The consortium of engineering and construction firms that the province chose as the preferred bidder to design and build eight stations on the $4-billion Surrey SkyTrain extension includes Acciona Infrastructure Canada, the same firm involved in Metro Vancouver’s exploding-budget North Shore wastewater treatment plant.
What went wrong to turn the North Shore project into a $3.86-billion debacle from a $700-million project when Acciona was hired to build it in 2017 is subject to a series of lawsuits.
Article content
Acciona, however, already had a substantial footprint in B.C. as the lead or a participant in consortiums building infrastructure projects ranging from the Royal Jubilee Hospital in Victoria to major civil works of B.C. Hydro’s Site C dam.
It was subsequently awarded work on the province’s Pattullo Bridge replacement and the SkyTrain Broadway extension before being terminated in 2021 from the North Shore wastewater project.
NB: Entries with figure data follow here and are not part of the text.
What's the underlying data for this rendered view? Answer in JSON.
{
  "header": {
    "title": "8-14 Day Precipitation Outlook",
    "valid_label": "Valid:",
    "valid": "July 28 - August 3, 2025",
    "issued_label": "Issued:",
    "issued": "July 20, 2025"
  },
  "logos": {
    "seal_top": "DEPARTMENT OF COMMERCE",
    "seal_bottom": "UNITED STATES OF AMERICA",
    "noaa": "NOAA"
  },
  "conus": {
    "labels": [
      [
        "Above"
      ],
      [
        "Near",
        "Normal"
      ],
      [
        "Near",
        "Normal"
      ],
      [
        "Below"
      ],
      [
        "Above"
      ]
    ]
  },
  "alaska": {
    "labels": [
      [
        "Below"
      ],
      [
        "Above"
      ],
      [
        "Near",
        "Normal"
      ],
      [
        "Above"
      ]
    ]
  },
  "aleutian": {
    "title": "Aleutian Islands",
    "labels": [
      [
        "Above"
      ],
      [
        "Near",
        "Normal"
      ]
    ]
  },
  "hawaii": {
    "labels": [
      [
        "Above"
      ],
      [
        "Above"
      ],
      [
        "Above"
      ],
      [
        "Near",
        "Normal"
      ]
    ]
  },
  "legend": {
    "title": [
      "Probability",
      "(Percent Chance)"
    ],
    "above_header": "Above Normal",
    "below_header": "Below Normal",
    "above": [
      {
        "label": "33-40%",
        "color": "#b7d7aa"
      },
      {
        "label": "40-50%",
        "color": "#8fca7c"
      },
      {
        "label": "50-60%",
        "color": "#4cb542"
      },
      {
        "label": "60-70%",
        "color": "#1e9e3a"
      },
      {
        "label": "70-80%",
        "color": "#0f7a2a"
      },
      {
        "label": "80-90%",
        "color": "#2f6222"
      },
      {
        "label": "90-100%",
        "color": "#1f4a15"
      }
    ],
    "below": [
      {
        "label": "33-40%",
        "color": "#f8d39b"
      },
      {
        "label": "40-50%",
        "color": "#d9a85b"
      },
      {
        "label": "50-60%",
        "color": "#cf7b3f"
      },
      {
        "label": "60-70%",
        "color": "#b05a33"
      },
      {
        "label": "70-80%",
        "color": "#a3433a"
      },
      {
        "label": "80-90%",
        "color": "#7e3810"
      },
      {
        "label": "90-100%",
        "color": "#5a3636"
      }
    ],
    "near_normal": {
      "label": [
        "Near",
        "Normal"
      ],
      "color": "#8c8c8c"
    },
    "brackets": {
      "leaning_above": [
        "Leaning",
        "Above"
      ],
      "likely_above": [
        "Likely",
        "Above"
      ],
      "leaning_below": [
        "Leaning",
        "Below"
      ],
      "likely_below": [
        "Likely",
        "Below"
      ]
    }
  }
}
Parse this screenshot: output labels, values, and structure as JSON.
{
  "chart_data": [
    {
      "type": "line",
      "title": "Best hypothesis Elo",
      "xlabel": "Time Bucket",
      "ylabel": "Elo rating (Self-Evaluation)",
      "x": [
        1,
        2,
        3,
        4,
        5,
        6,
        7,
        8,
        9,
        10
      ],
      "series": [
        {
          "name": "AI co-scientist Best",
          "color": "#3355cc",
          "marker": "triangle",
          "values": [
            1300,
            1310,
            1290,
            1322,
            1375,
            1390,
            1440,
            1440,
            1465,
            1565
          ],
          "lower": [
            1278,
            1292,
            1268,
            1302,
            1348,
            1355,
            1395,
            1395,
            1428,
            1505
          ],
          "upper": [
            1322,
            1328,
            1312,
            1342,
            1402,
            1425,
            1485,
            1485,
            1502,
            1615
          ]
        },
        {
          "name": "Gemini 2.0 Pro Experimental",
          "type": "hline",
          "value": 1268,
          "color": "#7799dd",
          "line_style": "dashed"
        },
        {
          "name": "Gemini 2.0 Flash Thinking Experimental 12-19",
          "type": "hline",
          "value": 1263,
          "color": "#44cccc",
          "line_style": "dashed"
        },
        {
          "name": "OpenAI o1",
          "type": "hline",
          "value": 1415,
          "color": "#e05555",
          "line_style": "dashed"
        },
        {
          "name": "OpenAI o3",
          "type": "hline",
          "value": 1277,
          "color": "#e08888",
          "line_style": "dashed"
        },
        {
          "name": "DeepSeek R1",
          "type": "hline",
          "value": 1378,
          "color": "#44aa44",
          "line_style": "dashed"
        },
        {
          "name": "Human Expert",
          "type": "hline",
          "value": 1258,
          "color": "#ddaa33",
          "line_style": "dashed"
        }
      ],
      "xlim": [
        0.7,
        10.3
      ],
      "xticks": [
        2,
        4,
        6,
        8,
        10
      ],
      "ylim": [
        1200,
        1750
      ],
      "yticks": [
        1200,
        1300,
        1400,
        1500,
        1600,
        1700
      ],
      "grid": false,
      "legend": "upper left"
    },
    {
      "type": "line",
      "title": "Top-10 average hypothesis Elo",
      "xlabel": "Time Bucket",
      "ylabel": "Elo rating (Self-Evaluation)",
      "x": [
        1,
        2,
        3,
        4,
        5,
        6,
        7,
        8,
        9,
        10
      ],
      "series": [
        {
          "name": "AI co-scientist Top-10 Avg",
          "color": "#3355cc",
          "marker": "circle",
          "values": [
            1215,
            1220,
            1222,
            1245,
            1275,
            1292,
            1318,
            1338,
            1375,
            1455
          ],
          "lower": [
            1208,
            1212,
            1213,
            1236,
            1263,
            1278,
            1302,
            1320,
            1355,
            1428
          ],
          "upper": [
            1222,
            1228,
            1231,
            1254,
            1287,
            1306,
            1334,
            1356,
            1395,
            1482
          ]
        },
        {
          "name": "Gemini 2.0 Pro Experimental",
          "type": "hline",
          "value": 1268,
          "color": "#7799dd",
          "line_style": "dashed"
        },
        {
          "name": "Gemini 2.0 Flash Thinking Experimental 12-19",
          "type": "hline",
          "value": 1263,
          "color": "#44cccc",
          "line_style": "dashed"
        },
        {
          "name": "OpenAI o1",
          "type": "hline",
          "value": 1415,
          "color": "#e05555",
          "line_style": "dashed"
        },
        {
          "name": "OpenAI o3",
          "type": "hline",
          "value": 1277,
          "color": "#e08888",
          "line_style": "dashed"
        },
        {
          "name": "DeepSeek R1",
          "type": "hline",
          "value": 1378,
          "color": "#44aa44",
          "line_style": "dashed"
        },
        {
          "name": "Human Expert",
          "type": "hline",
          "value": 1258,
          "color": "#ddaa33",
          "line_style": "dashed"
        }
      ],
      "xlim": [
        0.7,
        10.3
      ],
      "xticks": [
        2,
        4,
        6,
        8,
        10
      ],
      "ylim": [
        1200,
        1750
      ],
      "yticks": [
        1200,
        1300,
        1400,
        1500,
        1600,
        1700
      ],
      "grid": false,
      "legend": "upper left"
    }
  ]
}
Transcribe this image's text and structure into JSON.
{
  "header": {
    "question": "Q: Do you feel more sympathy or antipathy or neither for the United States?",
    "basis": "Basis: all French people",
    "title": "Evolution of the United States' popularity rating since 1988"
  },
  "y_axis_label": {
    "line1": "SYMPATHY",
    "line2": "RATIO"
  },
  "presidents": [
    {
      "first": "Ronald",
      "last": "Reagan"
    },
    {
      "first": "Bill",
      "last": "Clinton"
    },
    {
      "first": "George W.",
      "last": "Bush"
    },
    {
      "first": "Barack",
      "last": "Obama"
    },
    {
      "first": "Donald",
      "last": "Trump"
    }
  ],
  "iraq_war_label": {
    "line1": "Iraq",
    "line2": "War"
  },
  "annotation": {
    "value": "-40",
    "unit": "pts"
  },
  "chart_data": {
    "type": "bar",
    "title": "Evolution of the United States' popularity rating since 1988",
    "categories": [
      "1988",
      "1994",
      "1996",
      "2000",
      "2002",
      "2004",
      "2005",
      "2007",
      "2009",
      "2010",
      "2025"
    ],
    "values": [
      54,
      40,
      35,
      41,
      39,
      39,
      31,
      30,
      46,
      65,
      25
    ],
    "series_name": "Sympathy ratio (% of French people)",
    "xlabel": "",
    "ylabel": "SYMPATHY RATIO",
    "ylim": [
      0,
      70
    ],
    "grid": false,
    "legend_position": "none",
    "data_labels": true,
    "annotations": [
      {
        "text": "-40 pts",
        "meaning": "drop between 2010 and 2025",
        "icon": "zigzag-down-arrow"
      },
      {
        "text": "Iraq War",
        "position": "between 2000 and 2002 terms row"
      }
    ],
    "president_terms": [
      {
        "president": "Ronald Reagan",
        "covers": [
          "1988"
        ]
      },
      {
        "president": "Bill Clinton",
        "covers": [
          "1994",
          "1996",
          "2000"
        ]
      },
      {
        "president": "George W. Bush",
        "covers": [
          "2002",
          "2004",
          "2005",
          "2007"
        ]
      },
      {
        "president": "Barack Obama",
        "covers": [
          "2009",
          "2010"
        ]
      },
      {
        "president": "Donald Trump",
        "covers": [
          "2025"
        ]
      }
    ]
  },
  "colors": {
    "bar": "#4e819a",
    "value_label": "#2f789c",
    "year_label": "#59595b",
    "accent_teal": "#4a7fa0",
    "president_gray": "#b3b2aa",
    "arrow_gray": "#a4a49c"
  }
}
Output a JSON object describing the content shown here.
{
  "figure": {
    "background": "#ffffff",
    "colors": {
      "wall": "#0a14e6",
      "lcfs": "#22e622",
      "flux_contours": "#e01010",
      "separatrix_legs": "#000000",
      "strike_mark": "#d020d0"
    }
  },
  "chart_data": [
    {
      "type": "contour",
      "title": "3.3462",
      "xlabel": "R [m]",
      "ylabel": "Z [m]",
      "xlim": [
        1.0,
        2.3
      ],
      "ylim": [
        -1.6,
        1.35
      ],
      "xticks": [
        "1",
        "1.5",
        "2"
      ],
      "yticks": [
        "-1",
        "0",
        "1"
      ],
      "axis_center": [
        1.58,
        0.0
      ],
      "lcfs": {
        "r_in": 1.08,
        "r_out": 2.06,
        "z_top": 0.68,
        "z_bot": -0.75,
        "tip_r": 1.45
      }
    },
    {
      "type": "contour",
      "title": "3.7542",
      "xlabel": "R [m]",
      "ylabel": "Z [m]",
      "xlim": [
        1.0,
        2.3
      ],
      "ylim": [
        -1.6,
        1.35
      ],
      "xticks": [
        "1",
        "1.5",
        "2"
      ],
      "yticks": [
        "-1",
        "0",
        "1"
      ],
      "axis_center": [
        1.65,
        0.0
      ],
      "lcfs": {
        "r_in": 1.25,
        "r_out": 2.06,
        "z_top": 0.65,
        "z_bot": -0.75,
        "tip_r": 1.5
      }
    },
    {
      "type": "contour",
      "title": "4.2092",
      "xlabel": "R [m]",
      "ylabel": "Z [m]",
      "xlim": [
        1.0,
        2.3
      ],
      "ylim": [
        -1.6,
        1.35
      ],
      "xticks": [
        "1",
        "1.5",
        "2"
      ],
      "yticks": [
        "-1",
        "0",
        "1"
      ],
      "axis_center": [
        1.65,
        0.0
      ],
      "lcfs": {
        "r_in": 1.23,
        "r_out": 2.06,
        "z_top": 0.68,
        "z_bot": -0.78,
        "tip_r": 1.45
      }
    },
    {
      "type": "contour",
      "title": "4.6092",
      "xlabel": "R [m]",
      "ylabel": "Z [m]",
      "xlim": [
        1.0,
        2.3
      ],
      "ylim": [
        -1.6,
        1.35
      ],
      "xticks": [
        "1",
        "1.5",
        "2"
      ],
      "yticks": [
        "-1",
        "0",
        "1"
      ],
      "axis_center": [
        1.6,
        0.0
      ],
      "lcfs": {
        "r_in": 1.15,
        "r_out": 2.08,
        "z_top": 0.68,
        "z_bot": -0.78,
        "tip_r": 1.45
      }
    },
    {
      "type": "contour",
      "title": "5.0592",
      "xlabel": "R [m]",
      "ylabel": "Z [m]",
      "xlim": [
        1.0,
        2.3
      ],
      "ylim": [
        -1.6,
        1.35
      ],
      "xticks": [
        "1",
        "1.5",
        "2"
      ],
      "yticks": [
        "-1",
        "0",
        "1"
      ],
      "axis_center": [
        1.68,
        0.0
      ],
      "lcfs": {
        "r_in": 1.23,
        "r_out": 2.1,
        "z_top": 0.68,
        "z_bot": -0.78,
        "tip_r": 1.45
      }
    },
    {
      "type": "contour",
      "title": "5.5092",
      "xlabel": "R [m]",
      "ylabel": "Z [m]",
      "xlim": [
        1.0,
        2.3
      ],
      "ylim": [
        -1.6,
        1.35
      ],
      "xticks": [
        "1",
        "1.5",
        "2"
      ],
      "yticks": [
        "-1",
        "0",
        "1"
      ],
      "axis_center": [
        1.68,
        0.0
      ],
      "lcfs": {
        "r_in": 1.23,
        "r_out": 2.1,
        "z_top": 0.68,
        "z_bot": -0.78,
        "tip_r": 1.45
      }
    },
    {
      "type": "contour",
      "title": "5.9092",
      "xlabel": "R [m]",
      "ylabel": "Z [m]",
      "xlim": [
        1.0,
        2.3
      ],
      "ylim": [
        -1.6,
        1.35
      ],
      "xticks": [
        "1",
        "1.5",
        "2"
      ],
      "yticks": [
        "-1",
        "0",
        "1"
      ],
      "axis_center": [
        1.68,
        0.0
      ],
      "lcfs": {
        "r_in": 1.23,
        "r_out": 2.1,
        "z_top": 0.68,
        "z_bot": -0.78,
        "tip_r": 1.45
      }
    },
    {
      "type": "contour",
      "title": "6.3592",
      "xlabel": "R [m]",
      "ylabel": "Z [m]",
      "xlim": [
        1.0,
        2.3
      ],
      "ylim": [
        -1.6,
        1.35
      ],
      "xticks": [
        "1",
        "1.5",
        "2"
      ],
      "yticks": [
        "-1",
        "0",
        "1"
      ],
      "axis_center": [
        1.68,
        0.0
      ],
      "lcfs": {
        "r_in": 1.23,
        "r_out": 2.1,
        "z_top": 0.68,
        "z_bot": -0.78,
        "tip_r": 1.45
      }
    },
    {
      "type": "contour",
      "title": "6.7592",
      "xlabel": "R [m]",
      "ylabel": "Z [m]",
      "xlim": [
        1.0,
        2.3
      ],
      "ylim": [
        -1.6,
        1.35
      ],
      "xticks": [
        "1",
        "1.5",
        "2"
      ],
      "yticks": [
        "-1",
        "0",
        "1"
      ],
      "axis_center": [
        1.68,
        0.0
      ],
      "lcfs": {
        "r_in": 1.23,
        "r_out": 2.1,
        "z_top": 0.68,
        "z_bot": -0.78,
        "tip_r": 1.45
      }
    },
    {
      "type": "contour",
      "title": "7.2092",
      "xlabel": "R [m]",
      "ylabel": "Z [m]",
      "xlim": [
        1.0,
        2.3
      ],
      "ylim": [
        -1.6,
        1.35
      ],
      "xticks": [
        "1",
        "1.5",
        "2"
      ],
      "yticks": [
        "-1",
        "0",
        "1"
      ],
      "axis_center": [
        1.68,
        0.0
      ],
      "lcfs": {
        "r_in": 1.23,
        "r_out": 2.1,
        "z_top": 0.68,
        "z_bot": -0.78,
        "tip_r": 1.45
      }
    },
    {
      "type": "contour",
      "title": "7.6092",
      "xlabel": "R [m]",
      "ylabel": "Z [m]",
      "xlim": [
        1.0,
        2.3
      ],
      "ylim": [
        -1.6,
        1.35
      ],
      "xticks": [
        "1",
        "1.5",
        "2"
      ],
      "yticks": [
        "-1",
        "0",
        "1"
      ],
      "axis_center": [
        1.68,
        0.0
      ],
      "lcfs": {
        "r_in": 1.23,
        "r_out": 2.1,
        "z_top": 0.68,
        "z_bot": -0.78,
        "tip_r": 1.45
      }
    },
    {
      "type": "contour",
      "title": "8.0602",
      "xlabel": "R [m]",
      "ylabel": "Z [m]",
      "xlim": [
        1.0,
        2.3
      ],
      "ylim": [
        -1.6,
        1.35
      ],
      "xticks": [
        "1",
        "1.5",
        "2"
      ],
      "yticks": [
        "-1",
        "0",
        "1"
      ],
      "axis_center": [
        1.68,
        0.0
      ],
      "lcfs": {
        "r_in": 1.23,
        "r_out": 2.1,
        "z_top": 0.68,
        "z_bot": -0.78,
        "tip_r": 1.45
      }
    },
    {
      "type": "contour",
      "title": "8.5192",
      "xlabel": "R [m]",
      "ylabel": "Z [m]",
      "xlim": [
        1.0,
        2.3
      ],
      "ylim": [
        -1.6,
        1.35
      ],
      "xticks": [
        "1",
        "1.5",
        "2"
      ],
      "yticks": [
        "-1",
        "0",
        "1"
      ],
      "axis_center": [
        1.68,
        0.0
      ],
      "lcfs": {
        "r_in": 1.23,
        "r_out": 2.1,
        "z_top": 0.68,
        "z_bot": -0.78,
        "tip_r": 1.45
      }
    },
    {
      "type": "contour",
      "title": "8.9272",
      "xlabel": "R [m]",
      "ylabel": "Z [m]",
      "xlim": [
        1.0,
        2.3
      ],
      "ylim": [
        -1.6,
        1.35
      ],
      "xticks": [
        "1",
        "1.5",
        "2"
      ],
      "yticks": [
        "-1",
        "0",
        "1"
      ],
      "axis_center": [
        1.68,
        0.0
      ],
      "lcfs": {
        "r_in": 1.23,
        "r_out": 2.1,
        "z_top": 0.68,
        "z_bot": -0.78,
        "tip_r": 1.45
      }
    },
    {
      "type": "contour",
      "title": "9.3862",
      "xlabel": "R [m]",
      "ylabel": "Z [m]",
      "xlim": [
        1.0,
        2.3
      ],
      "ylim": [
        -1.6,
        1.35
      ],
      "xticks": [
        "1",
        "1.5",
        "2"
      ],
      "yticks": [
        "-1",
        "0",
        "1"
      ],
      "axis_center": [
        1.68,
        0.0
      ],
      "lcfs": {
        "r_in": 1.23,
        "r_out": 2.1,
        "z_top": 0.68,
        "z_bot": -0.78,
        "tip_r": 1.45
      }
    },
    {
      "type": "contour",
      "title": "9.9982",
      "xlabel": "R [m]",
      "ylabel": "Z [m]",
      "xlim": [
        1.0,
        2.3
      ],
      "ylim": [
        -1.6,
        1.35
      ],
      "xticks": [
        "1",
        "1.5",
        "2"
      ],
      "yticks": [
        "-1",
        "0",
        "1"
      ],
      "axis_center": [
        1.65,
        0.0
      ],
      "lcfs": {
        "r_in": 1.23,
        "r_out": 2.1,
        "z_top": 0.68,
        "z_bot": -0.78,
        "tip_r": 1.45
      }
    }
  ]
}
On Friday, South Fraser Station Partners, the consortium that includes Aecon Constructors, Acciona Infrastructure Canada, Pomerleau B.C. and AECOM Canada, was unveiled as the preferred bidder to negotiate a final contract to build stations for the SkyTrain Surrey extension.
The ministry of transportation said the province “follows best practices in procurement, supported by Infrastructure B.C., to ensure stringent competitive selection processes.”
“We undertook a robust due diligence process to select proponents best able to meet requirements of this project,” the ministry’s unattributed statement said.
No one from Acciona was available for an interview Tuesday, but in a statement, a representative said the company “has a proud history of building major infrastructure across Canada and employing thousands of Canadian workers over the past several decades.”
Article content
On the station construction project, one half of the $4-billion SkyTrain extension, Acciona’s representative said, “We look forward to bringing our local and global expertise to deliver this important project for British Columbia.”
Other projects that involve Acciona:
Acciona, as part of a consortium with a Canadian subsidiary of the Italian infrastructure firm Ghella, was awarded a $1.73-billion contract to design, build and partly finance the 5.7-kilometre Broadway subway extension of SkyTrain’s Millennium line in September of 2020. A five-week strike by concrete workers in the summer of 2022 delayed the start of tunnel boring on the project and pushed the project’s completion date from 2025 into early 2026.
Acciona, as the lead proponent in Fraser Crossing Partners along with Aecon Constructors, was awarded a $968-million contract to complete the main work in building a new four-lane crossing of the Fraser River between New Westminster and Surrey to replace the 90-year-old Pattullo Bridge.
An Acciona subsidiary was included in a consortium along with Samsung C&T Canada that B.C. Hydro, in 2015, awarded a $1.75-billion contract for main civil works on the dam project. What was an $8.3-billion project when launched, however, saw costs nearly double to $16 billion.
Acciona was part of the team awarded a contract in 2008 to build the new $283-million, 500-bed Royal Jubilee Hospital in Victoria, which opened in 2010.